Another annoying thing is that NixPkgs has developed some technical debt, with some packages being perennially broken. Guix is smaller, but much cleaner in this regard. Julia can't be used in Nix, and many Bioconductor packages are broken.

However, I feel like the existence of FHSUserenvs needs to be better advertised and documented. These give you the ability to easily install unpatched software that assumes a regular (FHS) Unix filesystem layout (/bin, /lib...).

Still, I think the benefits of using Nix and NixOS surpass the drawbacks right now. I use Nix in dozens of machines. It is, along with Arch, my favorite distribution. Both sit at two local maxima of the design space.

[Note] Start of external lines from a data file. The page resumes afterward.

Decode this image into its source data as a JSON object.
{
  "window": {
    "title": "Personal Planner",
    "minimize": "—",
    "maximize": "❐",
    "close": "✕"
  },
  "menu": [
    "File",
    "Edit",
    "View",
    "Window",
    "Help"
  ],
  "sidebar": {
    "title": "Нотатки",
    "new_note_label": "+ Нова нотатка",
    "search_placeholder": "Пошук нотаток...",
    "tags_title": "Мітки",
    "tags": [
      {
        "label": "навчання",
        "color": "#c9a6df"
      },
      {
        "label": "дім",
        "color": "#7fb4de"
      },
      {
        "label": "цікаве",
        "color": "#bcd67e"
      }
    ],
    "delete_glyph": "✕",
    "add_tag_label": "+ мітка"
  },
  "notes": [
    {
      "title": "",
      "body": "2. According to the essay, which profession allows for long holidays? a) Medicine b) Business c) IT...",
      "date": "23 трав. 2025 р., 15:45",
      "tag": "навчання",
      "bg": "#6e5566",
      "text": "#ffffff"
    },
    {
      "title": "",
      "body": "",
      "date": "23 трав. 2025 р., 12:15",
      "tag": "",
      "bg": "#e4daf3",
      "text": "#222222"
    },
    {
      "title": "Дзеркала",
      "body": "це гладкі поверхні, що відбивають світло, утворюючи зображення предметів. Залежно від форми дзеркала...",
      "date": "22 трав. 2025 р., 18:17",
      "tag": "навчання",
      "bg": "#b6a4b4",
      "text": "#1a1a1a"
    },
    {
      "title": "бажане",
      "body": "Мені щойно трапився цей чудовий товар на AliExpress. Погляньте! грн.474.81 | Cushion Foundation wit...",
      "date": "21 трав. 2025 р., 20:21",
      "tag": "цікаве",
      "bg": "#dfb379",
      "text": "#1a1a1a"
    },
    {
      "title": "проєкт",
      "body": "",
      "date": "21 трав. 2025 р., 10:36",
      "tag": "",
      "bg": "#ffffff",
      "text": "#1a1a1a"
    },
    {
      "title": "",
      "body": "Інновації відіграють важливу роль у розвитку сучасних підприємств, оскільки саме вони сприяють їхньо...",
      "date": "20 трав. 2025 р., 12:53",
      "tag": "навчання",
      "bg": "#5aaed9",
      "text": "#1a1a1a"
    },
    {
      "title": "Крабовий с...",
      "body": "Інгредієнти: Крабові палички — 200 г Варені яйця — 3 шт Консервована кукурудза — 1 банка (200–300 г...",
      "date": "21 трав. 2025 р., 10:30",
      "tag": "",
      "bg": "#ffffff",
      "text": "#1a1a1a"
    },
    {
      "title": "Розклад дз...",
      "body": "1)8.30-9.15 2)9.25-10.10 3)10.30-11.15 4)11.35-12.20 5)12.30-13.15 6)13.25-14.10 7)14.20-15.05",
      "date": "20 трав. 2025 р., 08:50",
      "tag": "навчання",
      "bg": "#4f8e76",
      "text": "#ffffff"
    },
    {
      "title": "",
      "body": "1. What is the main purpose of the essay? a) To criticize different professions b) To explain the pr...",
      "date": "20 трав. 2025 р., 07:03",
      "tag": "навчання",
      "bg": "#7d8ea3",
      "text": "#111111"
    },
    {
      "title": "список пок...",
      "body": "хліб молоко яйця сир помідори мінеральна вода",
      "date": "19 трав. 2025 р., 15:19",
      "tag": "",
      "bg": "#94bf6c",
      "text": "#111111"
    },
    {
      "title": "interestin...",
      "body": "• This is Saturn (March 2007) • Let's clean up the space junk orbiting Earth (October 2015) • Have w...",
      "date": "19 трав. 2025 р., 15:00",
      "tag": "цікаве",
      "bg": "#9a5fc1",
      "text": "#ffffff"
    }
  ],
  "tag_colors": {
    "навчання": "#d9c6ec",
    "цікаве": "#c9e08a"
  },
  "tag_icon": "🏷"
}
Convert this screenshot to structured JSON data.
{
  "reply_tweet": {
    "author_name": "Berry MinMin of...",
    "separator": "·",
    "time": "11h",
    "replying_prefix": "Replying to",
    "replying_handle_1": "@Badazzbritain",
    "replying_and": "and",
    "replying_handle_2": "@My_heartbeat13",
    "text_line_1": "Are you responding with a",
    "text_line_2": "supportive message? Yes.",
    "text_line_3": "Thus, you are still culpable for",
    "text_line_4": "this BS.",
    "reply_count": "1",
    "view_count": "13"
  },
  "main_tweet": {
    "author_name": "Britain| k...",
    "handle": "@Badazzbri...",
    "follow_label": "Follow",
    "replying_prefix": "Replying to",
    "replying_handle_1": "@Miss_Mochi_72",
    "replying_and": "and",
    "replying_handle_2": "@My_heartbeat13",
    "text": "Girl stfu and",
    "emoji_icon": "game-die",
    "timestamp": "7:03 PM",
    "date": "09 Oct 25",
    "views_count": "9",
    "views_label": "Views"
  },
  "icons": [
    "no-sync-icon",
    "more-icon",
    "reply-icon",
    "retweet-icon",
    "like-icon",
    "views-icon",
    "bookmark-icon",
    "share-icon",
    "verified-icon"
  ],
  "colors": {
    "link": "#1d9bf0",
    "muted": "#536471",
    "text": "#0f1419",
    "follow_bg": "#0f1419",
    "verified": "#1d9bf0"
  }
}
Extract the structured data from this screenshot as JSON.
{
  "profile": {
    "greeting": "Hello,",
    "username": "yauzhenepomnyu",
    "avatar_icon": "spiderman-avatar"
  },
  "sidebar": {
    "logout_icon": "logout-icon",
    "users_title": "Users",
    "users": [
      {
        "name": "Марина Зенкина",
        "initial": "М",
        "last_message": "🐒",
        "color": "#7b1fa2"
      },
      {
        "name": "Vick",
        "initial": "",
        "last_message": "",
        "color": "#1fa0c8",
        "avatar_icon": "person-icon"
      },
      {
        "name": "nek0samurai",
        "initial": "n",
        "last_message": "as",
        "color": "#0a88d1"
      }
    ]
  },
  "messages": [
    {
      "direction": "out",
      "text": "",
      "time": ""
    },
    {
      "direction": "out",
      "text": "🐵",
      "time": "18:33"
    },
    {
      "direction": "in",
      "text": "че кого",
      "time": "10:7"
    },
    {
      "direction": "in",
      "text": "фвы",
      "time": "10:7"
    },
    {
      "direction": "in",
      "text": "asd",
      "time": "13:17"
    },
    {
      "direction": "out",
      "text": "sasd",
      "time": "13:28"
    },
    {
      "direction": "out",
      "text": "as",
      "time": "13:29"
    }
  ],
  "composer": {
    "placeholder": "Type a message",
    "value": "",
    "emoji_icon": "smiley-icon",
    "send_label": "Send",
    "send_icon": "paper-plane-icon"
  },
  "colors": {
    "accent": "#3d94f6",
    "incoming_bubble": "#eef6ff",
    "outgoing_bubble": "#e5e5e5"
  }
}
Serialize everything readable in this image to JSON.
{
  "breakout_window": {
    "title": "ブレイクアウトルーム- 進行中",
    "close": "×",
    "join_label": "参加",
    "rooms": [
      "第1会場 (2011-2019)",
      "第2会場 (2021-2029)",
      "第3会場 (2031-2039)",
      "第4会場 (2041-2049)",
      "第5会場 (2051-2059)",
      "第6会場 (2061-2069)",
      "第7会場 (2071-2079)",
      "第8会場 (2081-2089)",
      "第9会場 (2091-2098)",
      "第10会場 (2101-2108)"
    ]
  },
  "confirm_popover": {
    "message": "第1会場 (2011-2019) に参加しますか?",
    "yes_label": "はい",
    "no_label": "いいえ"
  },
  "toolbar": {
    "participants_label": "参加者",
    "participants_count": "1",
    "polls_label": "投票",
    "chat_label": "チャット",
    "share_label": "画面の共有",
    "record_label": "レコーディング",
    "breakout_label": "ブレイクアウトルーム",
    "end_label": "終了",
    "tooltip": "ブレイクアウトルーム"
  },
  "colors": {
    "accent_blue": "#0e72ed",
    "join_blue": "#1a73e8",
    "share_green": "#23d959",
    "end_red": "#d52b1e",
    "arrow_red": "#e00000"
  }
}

Declarative-functional and imperative with a minimal layer of tooling.

1 comments

If you had to go with one or the other, which would it be? I'm on the fence now, I have one machine with Arch, my heavy development machine with NixOS. I'm considering ditching NixOS altogether.

I just miss using the same tooling as everyone else in my team without issues or having to constnatly spawn up a new nixenv everytime I change folders. Maybe using FHSuserenvs will help?

I've never really been able to grasp the language, I don't care what anyone says, the documentation is terrible. Every time I try build a package it always takes me days to workout how to do it.

Really feeling that while, yeah, it's nice to have everything in one configuration file, it's good, but when something breaks, I have really no idea how to fix it.